Soğuk dediyse hava, soğuktur.
Seviyorum, dediyse seviyordur.
Bir insana koşulsuz inanabilmek ne saadet diye…
Bundan sebep evlilikler, sadakat üzerine kuruludur aslında.
Ama bu sadakat yalnızca bedensel değil, duygusal bir bağ da gerektirir.
İlişkilerdeki ilk çatlağı veren de budur, kaybedildiğinde bu bağ…
Bazen bir bakış, bazen bir mesaj, bazen de gizli sırlar çıkınca da ortaya işte...
Saygıyı da kaybettirip, gözden düşürünce de karşındakini…
Sorarım sana,
Karnı doyurup, sevişmenin ardından ayrı odalarda uyumanın faydası ne diye?

*Zamanla Büyümek
Hiç kimse de evlendiği akılda değil kabul edelim…
Geçtikçe günler, daha da büyüyoruz.
Evliliklere de bu büyüme genellikle birbirini anlamama, hatta birbirinden uzaklaşma olarak yansıyor.
Beraber büyüyemediklerinde elbet!
Bir zamanlar birbirini çok seven iki insan, bir bakmışsınız, artık çok farklı iki kişi haline gelmiş.
Değişen insanlar, birbirlerinin eski versiyonları ile hayatlarını devam ettirmeye çalıştıklarında, uyumsuzluk başlıyor ve o evlilik yavaşça sona eriyor.
Bunlar olurken;
Sorarım sana,
Karnı doyurup, sevişmenin ardından ayrı odalarda uyumanın faydası ne diye?
*Romantizmin Sonu
Nasıl da kapılarda bekleyip, üzerine atladığınız günler yok oldu gördünüz mü?
Evliliklerin heyecanı, zamanla sorumluluklarla değişiyor işte.
Çocuklar, işler, ev işleri derken, çiftlerin birbirlerine ayıracak zamanı azalıyor.
Ve bir gün bir bakıyorsunuz, ilk baştaki o "aşk"ın yerini, sadece ortak sorumluluklar almış.
Evlilik, iki insanın birlikte yaşadığı bir iş arkadaşlığına dönüşmüş.
Yorgunum kelimesi dilimize de pelesenk olunca,
Romantizm de elveda diyor…
Sorarım sana romantizm ve şefkat de bitmişken,
Karnı doyurup, ruhsuz sevişmenin ardından ayrı odalarda uyumanın faydası ne diye?

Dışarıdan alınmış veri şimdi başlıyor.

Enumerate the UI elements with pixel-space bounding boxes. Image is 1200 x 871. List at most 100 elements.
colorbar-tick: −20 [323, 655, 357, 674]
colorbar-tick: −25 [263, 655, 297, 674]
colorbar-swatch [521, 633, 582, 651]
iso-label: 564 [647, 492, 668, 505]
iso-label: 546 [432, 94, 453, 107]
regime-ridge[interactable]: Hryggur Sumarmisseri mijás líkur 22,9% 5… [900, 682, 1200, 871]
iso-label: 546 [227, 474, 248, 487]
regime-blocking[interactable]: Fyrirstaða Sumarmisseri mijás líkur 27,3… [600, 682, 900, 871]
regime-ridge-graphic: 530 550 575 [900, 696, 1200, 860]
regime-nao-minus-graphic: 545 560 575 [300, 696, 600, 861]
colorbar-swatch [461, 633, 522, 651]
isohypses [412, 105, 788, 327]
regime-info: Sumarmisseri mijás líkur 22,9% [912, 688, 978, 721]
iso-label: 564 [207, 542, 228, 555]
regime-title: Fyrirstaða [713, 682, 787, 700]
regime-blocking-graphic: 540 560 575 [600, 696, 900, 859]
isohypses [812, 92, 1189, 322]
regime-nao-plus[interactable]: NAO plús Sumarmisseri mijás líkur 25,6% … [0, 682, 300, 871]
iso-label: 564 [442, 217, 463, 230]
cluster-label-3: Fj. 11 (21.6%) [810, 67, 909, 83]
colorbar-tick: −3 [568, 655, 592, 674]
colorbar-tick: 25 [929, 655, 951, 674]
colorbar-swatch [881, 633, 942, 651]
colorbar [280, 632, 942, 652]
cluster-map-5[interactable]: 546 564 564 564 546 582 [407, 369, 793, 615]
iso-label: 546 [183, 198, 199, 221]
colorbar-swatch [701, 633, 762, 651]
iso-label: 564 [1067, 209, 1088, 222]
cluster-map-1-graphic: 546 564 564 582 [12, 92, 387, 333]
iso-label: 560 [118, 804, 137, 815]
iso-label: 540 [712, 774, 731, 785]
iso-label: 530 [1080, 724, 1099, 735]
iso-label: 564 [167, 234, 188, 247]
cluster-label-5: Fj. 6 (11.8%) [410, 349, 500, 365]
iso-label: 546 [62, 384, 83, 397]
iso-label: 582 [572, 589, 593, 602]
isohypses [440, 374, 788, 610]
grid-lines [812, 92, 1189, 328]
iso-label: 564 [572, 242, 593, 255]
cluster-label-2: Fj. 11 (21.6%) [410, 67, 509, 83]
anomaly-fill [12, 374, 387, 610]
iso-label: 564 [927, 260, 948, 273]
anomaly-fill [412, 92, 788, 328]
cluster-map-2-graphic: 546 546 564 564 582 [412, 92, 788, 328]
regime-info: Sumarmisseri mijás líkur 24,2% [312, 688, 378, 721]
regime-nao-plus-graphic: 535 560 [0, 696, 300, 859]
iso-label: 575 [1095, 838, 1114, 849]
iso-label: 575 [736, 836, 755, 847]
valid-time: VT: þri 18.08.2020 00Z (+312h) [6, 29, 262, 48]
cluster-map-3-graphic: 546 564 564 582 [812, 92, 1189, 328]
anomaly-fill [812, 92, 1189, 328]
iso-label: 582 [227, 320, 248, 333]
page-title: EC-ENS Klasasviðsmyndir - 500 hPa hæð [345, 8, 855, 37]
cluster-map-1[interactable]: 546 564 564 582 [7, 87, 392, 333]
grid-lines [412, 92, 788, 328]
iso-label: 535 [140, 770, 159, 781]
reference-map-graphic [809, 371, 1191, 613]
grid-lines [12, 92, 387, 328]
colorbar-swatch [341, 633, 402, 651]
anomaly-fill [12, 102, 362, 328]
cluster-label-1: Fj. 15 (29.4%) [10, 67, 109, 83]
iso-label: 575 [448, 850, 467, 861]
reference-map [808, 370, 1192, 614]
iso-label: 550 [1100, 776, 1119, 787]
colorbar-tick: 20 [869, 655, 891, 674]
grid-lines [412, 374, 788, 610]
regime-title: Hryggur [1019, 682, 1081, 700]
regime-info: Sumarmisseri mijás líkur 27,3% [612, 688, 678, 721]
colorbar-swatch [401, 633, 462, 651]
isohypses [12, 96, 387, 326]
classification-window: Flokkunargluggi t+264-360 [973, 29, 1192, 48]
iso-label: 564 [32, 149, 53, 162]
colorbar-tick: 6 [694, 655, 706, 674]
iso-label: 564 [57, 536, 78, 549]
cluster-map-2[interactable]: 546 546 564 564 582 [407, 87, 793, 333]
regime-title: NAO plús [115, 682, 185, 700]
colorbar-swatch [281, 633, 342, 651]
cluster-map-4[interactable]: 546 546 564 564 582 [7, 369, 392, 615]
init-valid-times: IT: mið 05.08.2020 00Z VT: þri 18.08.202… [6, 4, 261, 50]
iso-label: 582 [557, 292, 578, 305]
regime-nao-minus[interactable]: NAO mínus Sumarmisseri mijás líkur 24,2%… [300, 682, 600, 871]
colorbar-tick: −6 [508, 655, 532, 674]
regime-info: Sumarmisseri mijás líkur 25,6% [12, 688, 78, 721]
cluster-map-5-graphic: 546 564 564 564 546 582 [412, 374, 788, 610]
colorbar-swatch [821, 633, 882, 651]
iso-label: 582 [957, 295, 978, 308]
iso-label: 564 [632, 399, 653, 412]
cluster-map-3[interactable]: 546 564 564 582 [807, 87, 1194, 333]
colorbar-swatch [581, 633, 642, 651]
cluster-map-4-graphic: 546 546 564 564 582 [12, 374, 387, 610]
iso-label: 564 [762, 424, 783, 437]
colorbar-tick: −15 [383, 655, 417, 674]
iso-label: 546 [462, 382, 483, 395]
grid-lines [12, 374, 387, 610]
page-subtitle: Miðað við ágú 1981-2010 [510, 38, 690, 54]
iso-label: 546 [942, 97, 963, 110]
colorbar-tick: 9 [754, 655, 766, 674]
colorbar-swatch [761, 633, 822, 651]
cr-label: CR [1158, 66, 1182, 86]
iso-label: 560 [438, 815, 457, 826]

*Farklı Hedefler ve Hayaller
Evlilik, iki insanın ortak hayallerini paylaştığı bir yolculuk değil mi allasen?
Eee şimdi bir kişi, kendi yolunda ilerlerken, diğerinin hayalleri çok farklı bir yönde ilerlemeye başladığında olması gereken nedir?
Destek değil mi, pek tabi!
Lakin biri kariyerine daha çok odaklanırken, maalesef diğeri aile hayatına odaklanmaya başlıyor.
İşte bu farklar, yıllar içinde büyük çatlaklara dönüşüyor.
Eğer iki insanın ortak bir gelecek hayali yoksa, birbirinin yanında kalmak anlamını yitiriyor haliyle.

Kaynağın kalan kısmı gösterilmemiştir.